Cette position est justifiée, selon Me Bourayou, “par une régression des droits de la défense”. Plus encore, ce texte, a-t-il poursuivi, est “en contradiction totale avec les orientations du président de la République qui, lors de son discours d’avril dernier, a souligné la nécessité d’ouvrir le pays vers les libertés publiques et des droits humanitaires”.
Il se trouve, a expliqué Me Bourayou, que contrairement aux anciens textes régissant la profession d’avocat, le nouveau texte n’a pas bénéficié des nouvelles orientations du président de la République et de la commission de réforme politique.
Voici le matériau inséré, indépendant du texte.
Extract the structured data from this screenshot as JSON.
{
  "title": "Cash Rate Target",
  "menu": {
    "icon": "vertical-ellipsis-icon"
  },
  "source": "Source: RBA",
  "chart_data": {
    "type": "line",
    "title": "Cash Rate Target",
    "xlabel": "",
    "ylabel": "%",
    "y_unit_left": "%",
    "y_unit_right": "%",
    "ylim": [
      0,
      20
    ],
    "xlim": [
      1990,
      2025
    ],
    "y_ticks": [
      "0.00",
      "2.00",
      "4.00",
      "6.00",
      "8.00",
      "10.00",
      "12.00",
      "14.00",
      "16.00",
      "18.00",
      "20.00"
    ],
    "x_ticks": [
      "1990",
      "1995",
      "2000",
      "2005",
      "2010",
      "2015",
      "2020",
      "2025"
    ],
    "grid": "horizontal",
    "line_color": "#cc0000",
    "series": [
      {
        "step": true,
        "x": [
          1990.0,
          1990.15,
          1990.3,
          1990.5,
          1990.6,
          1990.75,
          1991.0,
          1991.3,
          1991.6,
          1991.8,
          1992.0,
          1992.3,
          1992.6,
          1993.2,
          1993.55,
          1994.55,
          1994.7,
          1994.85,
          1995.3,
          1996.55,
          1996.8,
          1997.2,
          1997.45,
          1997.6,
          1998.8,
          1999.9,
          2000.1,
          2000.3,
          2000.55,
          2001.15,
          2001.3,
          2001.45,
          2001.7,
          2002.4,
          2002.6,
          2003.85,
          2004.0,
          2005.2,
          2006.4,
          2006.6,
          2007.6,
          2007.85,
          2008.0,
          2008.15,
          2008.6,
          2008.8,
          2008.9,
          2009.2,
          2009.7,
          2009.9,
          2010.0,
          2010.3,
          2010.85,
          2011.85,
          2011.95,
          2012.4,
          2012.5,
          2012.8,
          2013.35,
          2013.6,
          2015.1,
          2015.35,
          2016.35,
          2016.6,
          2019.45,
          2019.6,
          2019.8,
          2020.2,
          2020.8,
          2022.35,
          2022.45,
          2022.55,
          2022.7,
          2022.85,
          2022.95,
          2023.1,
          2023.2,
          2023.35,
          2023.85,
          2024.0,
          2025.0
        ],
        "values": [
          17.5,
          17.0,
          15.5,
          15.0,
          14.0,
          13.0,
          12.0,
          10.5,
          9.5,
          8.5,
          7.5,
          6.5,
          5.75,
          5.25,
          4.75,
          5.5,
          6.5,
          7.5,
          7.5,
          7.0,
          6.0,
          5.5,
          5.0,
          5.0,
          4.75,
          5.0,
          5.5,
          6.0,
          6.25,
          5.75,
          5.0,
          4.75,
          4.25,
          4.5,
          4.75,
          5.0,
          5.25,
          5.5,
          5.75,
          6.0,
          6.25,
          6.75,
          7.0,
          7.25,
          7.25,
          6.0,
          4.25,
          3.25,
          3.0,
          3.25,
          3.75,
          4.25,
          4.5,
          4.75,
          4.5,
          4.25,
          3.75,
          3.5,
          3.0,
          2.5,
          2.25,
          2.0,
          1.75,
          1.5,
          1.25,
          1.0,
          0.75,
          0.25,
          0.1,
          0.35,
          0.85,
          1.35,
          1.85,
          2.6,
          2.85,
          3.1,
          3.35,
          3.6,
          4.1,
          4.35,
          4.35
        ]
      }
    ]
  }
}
C’est la raison pour laquelle une
partie non négligeable des membres des
barreaux avait milité pour son retrait pur et simple. Car on considère que le texte “va réduire considérablement le rôle de la défense et ramener le procès à l’omnipotence du juge et dans lequel l’avocat n’est qu’un alibi pour un simulacre de justice”.
L’autre tendance pense, au contraire, qu’il n’y a pas lieu de rejeter le projet de loi. Lequel projet a été, selon le bâtonnier de Constantine, élaboré par des anciens bâtonniers à la fin de l’année 1997. Quant au reproche de mise sous tutelle du pouvoir politique à travers les ministères de la Justice, de la famille et de la défense, Me Si Youcef du bâtonnat de Tizi Ouzou réfute en bloc “cette allégation”. Écoutons-le : “Je n’accepterai jamais d’être sous la coupe du ministère de la Justice ou de l’administration en général. Par conséquent, je suis pour des amendements, des clarifications, mais il n’est
pas question de revenir au texte de 1991”, jugé obsolète.
Pour rappel, l’AG de l’Union des organisations du bâtonnat survient après le mouvement initié par le barreau d’Alger, qui a observé en juin dernier un débrayage où il a été réclamé le retrait définitif de ce texte. Une revendication réitérée au cours de l’AG d’hier par le bâtonnier d’Alger, Me Sellini, qui craint “une clochardisation” de la profession d’avocat.
Une position qui tranche néanmoins avec celle du président de l’Union des barreaux d’Algérie (Unba), Me Lanouar Mustapha. “C’est nous qui avons participé à l’élaboration de ce projet. C’est vrai qu’il y a eu, avec les directeurs du ministère et autres, quelques erreurs qu’il est possible de corriger. Le ministère nous a promis de le faire”, a-t-il affirmé.